La phi­lo­so­phie de l’histoire qui suit l’idéologie domi­nante paraît donc être ex sese dans l’impossibilité de recou­rir aux remèdes qu’appelle la situa­tion pré­sente. Le pro­blème de fond des ins­ti­tu­tions démo­cra­tiques actuelles n’est pas consti­tué par un manque de liber­té mais par un manque tou­jours plus accen­tué d’autorité. Les pous­sées cen­tri­fuges pré­do­minent dans tous les domaines, sans oppo­si­tion, et l’on vit dans une socié­té sub­stan­tiel­le­ment anar­chique où pré­valent les groupes et les inté­rêts les mieux orga­ni­sés, dans une sorte d’état de nature hob­be­sien. Le prin­cipe du gou­ver­ne­ment de la loi, for­mel­le­ment recon­nu, est dans la réa­li­té peu appré­cié et peu appli­qué, du moment que les lois sont sys­té­ma­ti­que­ment contes­tées chaque fois qu’elles sont res­sen­ties comme des obs­tacles aux inté­rêts par­ti­cu­liers.

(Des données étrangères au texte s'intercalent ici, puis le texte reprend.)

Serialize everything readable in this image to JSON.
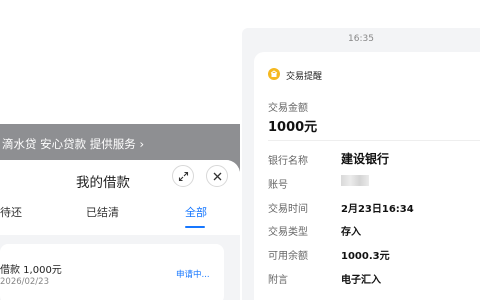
{
  "left_app": {
    "banner_text": "滴水贷 安心贷款 提供服务 ›",
    "sheet_title": "我的借款",
    "tabs": [
      {
        "label": "待还",
        "active": false
      },
      {
        "label": "已结清",
        "active": false
      },
      {
        "label": "全部",
        "active": true
      }
    ],
    "loan": {
      "title": "借款  1,000元",
      "date": "2026/02/23",
      "status": "申请中..."
    },
    "accent_color": "#1677ff"
  },
  "notification": {
    "time": "16:35",
    "title": "交易提醒",
    "amount_label": "交易金额",
    "amount_value": "1000元",
    "rows": [
      {
        "label": "银行名称",
        "value": "建设银行"
      },
      {
        "label": "账号",
        "value": ""
      },
      {
        "label": "交易时间",
        "value": "2月23日16:34"
      },
      {
        "label": "交易类型",
        "value": "存入"
      },
      {
        "label": "可用余额",
        "value": "1000.3元"
      },
      {
        "label": "附言",
        "value": "电子汇入"
      }
    ],
    "icon_color": "#f5b820"
  }
}
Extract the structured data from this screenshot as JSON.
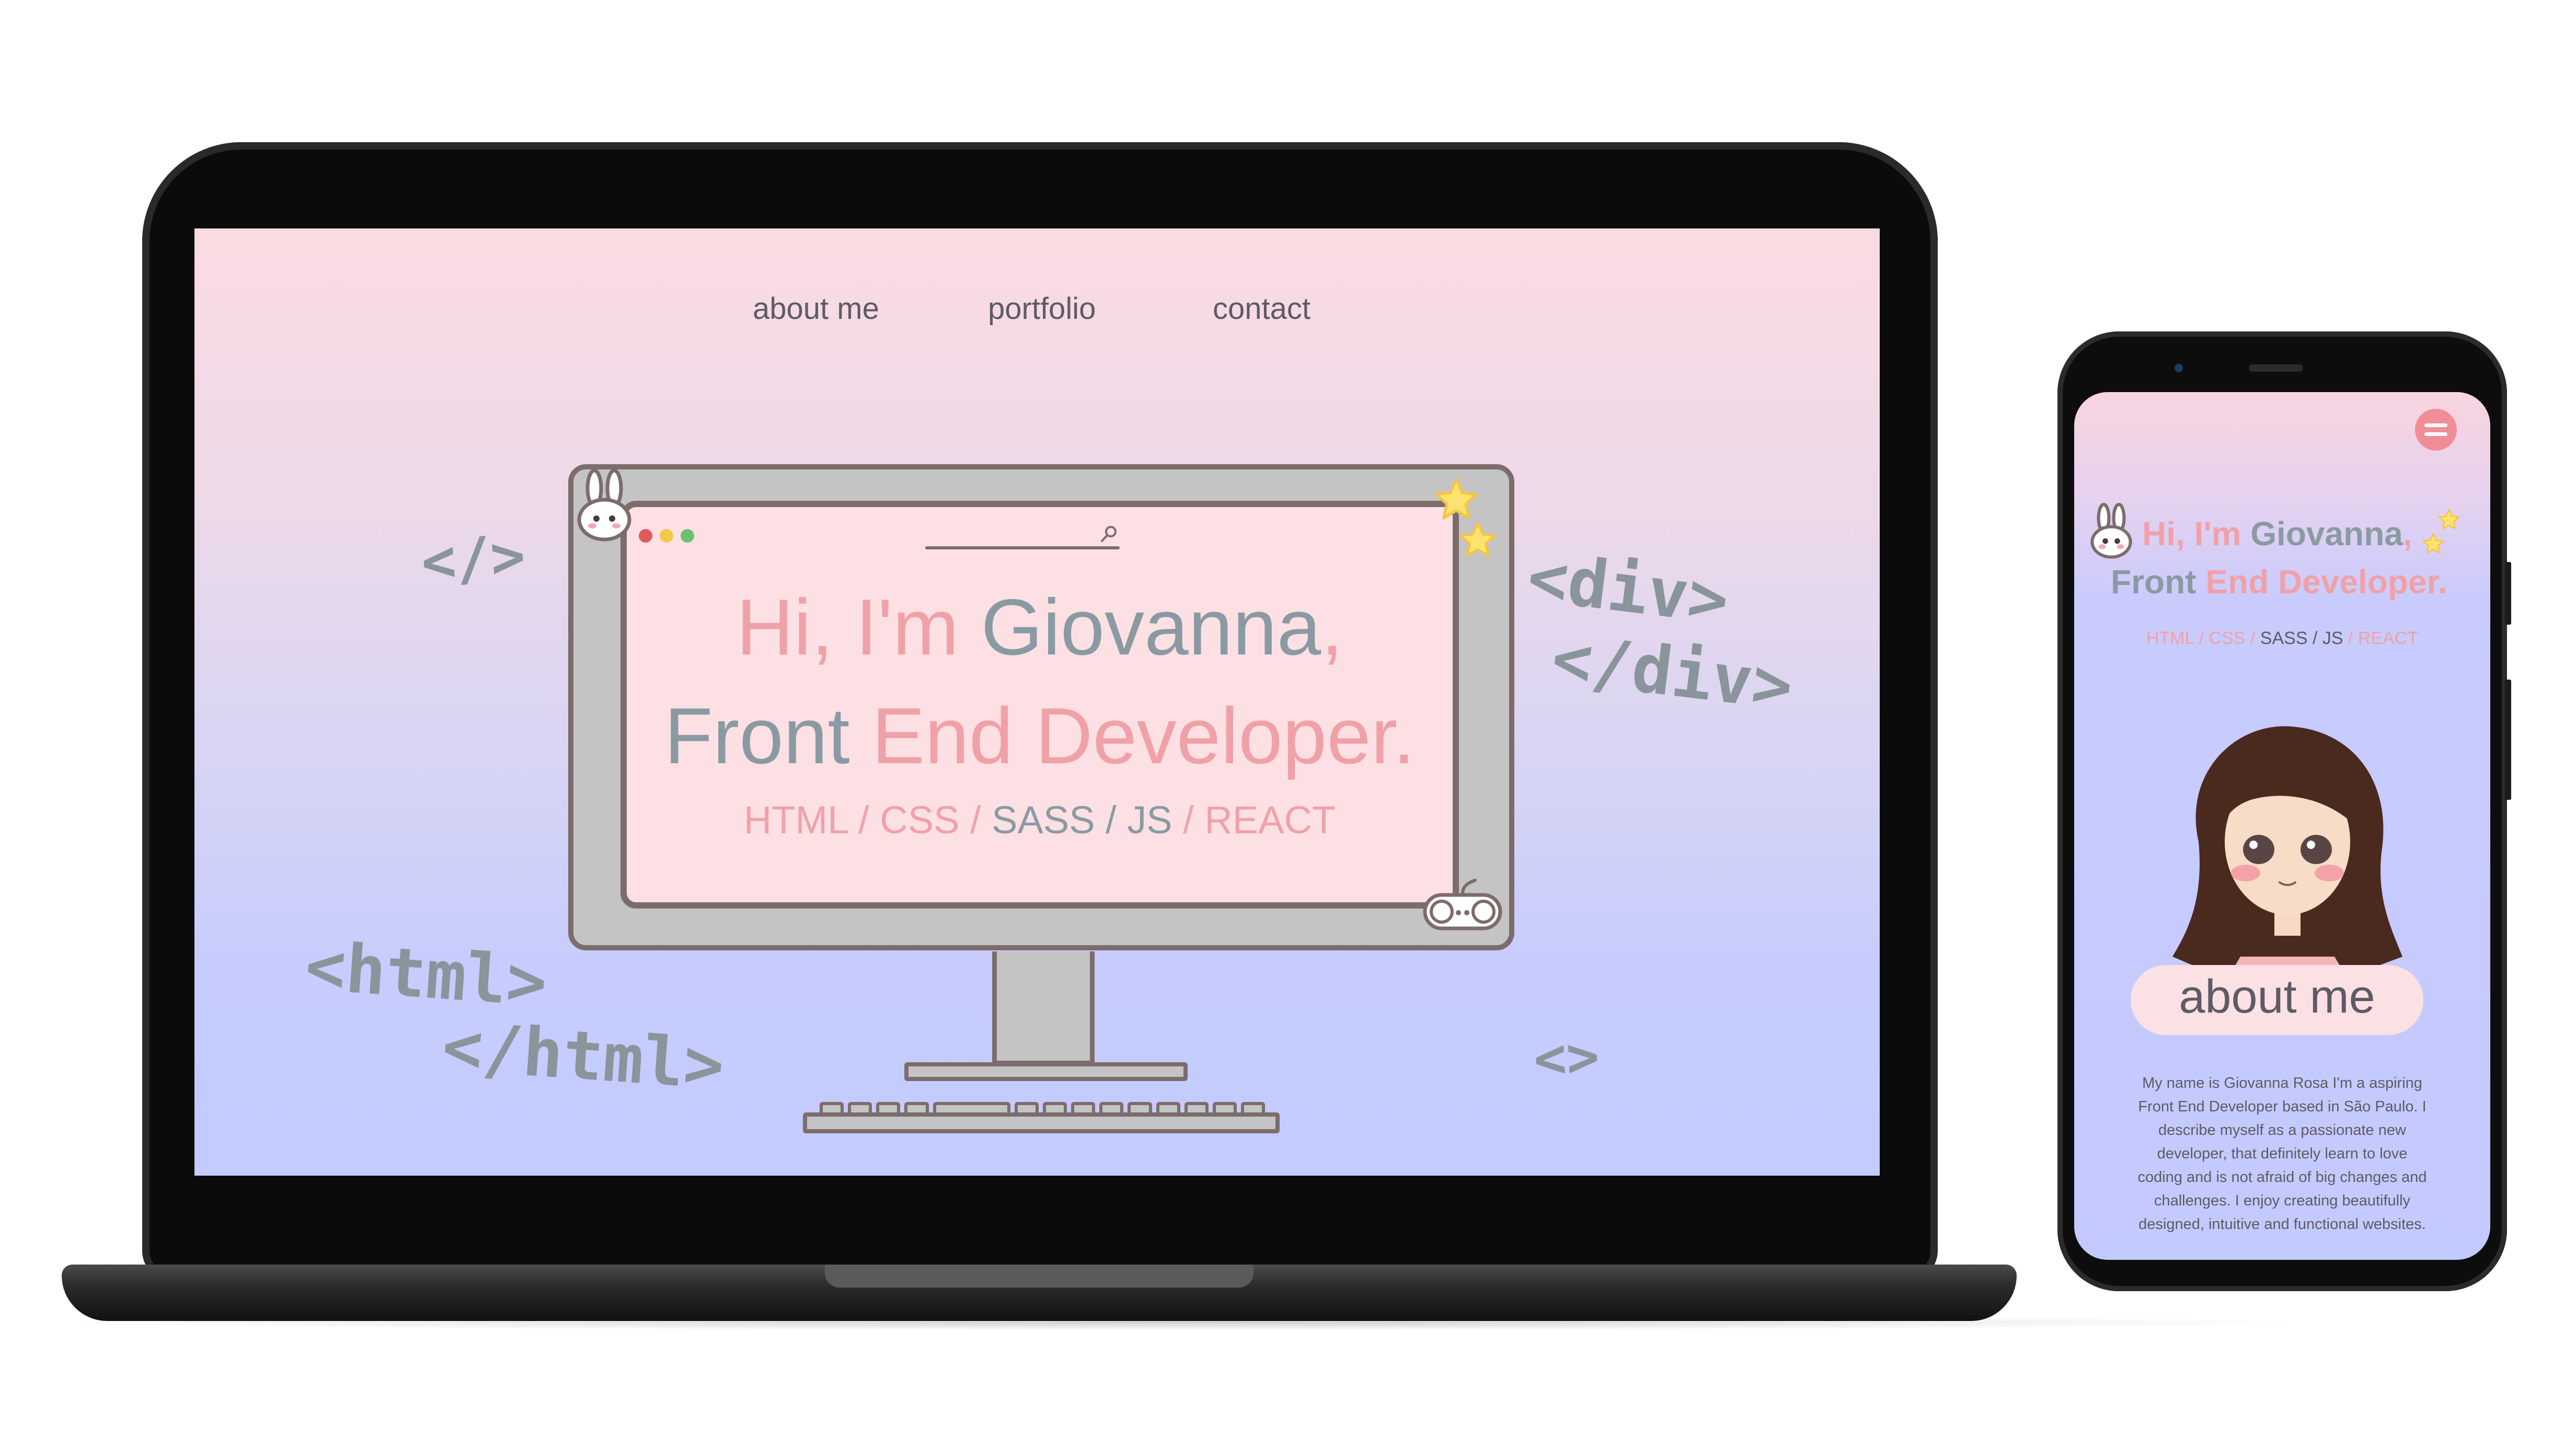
{
  "colors": {
    "accent_pink": "#f0a1a8",
    "accent_gray": "#8a9aa2",
    "nav_text": "#5d5b63",
    "illustration_outline": "#7d6c6c",
    "gradient_top": "#fadbe2",
    "gradient_bottom": "#c3cbff"
  },
  "desktop": {
    "nav": {
      "about": "about me",
      "portfolio": "portfolio",
      "contact": "contact"
    },
    "decorations": {
      "closing_tag": "</>",
      "div_open": "<div>",
      "div_close": "</div>",
      "html_open": "<html>",
      "html_close": "</html>",
      "empty_tag": "<>"
    },
    "hero": {
      "greeting": "Hi, I'm",
      "name": "Giovanna",
      "comma": ",",
      "role_prefix": "Front",
      "role_highlight": "End Developer.",
      "skills": {
        "html": "HTML",
        "css": "CSS",
        "sass": "SASS",
        "js": "JS",
        "react": "REACT",
        "separator": " / "
      }
    },
    "icons": [
      "bunny-icon",
      "star-icon",
      "search-icon",
      "gamepad-icon"
    ]
  },
  "mobile": {
    "menu_icon": "hamburger-menu-icon",
    "hero": {
      "greeting": "Hi, I'm",
      "name": "Giovanna",
      "comma": ",",
      "role_prefix": "Front",
      "role_highlight": "End Developer.",
      "skills": {
        "html": "HTML",
        "css": "CSS",
        "sass": "SASS",
        "js": "JS",
        "react": "REACT",
        "separator": " / "
      }
    },
    "about": {
      "title": "about me",
      "bio_lines": [
        "My name is Giovanna Rosa I'm a aspiring",
        "Front End Developer based in São Paulo. I",
        "describe myself as a passionate new",
        "developer, that definitely learn to love",
        "coding and is not afraid of big changes and",
        "challenges. I enjoy creating beautifully",
        "designed, intuitive and functional websites."
      ]
    }
  }
}
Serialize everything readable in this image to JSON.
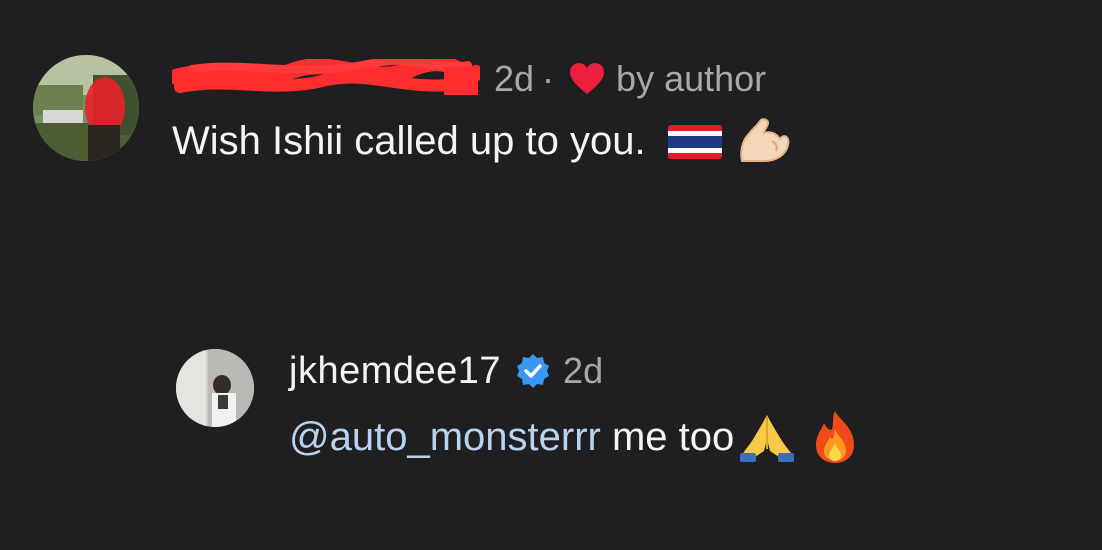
{
  "comments": [
    {
      "author_name_redacted": true,
      "time": "2d",
      "separator": "·",
      "liked_by_author_label": "by author",
      "text": "Wish Ishii called up to you.",
      "emojis": [
        "thailand-flag-icon",
        "flexed-biceps-icon"
      ]
    },
    {
      "username": "jkhemdee17",
      "verified": true,
      "time": "2d",
      "mention": "@auto_monsterrr",
      "text": " me too",
      "emojis": [
        "folded-hands-icon",
        "fire-icon"
      ]
    }
  ],
  "colors": {
    "background": "#1f1f21",
    "primary_text": "#f4f4f4",
    "secondary_text": "#a8a8a8",
    "heart": "#ed1f3d",
    "mention": "#b9d3ee",
    "verified": "#3897f0",
    "redaction": "#ff2e2e"
  }
}
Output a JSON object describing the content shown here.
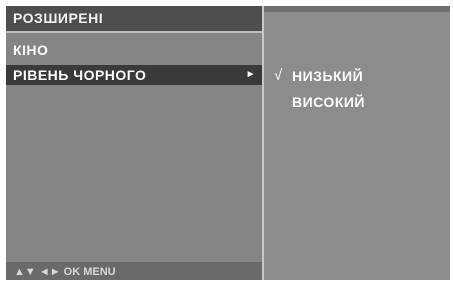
{
  "menu": {
    "title": "РОЗШИРЕНІ",
    "items": [
      {
        "label": "КІНО"
      },
      {
        "label": "РІВЕНЬ ЧОРНОГО",
        "arrow": "►"
      }
    ],
    "footer": "▲▼  ◄►  OK  MENU"
  },
  "submenu": {
    "check": "√",
    "options": [
      {
        "label": "НИЗЬКИЙ",
        "selected": true
      },
      {
        "label": "ВИСОКИЙ",
        "selected": false
      }
    ]
  }
}
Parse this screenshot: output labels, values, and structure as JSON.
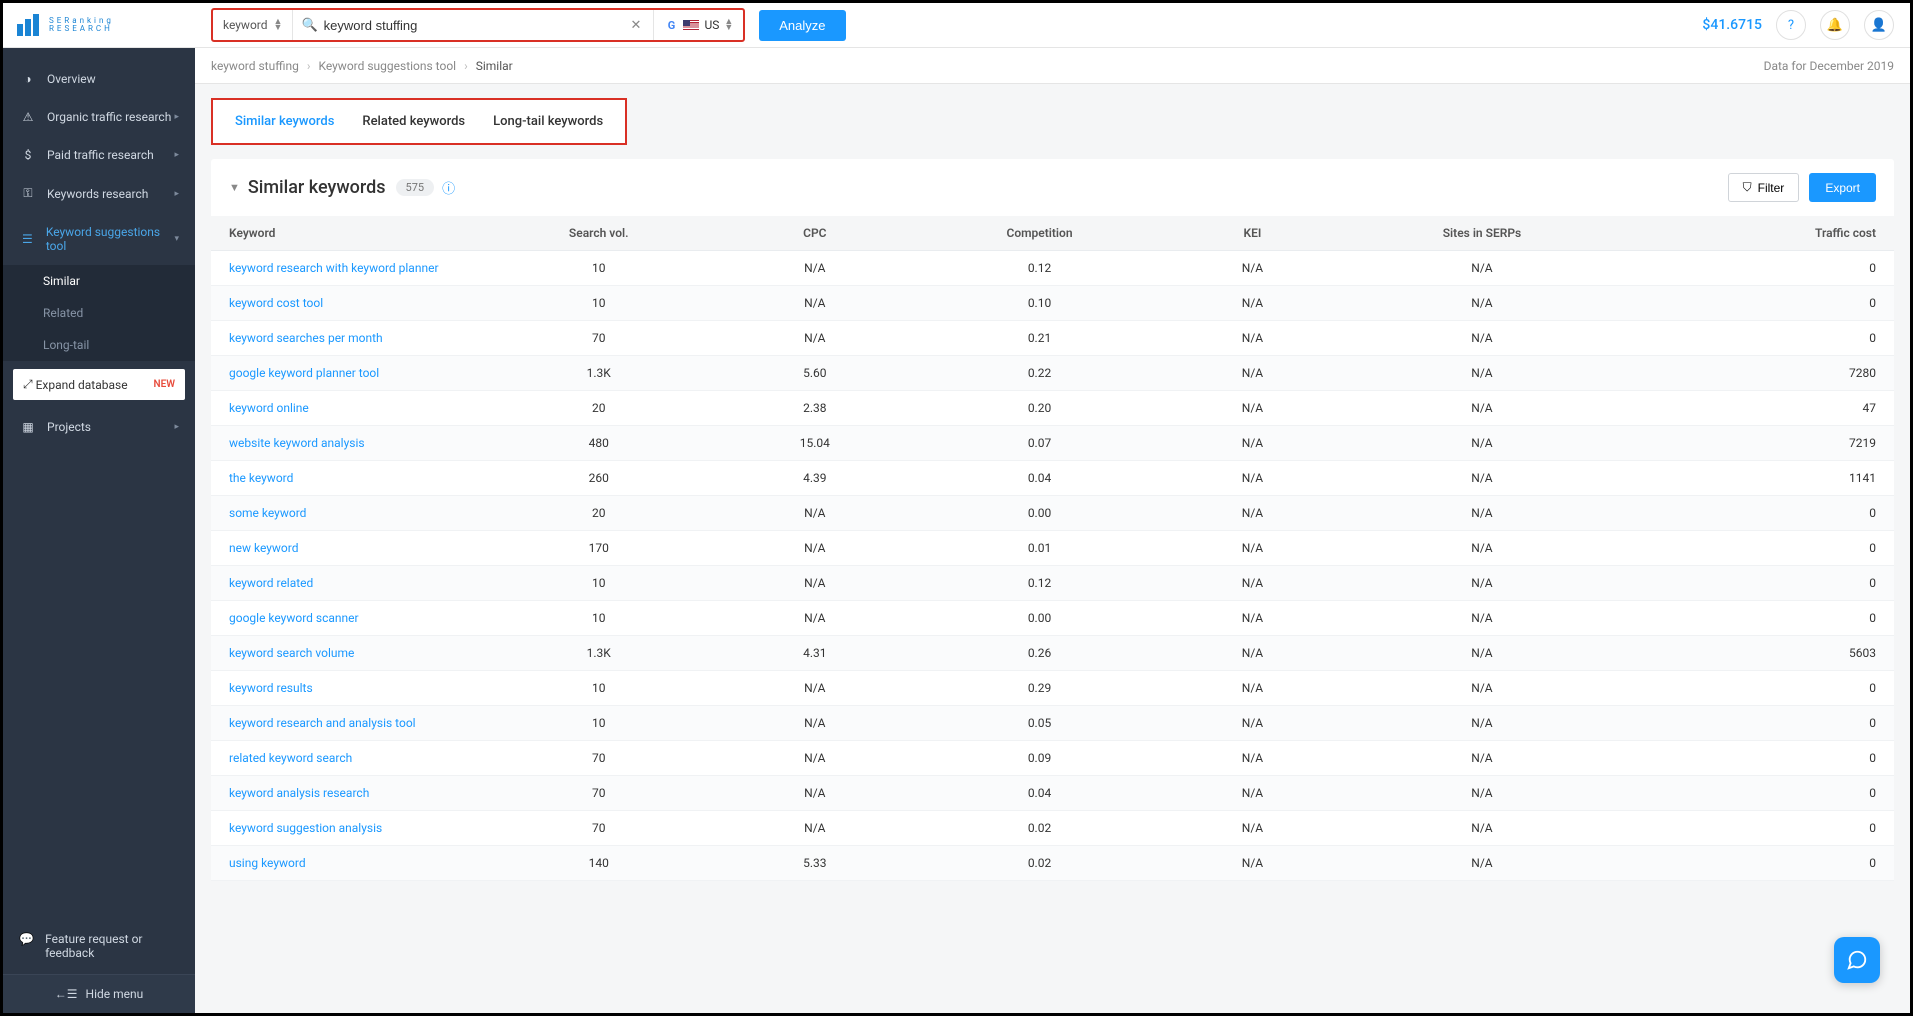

Cette manière de vivre dans l’Umwertung radi­cale, sans la dis­ci­pline impo­sée par l’exercice du prin­cipe d’autorité, engendre une irra­tio­na­li­té à l’état dif­fus et donne au quo­ti­dien un aspect irréel. Cela se véri­fie éga­le­ment dans l’économie, avec la pré­ten­due déré­gu­la­tion, qui a favo­ri­sé l’émergence et la domi­na­tion du mar­ché glo­bal, un véri­table monstre pra­ti­que­ment ingou­ver­nable, face auquel les Etats sont effec­ti­ve­ment impuis­sants. Le « mar­ché glo­bal » est un phé­no­mène réel, mais il exprime en même temps la mor­pho­lo­gie sur­réelle d’un homo œco­no­mi­cus qui s’est gon­flé déme­su­ré­ment comme la gre­nouille de la fable qui essayait de manière désas­treuse d’égaler le bœuf. La res­pon­sa­bi­li­té en incombe, selon nous, pour une large part à la notion poli­tique de « déve­lop­pe­ment », appli­quée à l’économie, notion non scien­ti­fique, irra­tion­nelle, ver­sion éco­no­mique de l’idée uto­pique d’un pro­grès linéaire, indé­fi­ni, à la Condor­cet. Cette notion a répan­du la convic­tion que l’enrichissement actuel ne s’arrêterait jamais et devrait s’étendre rapi­de­ment à tous les peuples de la terre, comme le requièrent les « droits de l’homme ». Cette vision a fait perdre de vue cer­tains concepts fon­da­men­taux de l’économie, comme par exemple ceux de « richesse natio­nale », de « sources pro­duc­tives de la nation » ou encore de juste pro­por­tion entre forces pro­duc­tives et res­sources, ou de néces­si­té, pour toute pro­gram­ma­tion, de conte­nir l’égoïsme des indi­vi­dus à l’intérieur du rap­port entre forces pro­duc­tives et res­sources, et plus géné­ra­le­ment le prin­cipe d’un rap­port ration­nel entre fins et moyens.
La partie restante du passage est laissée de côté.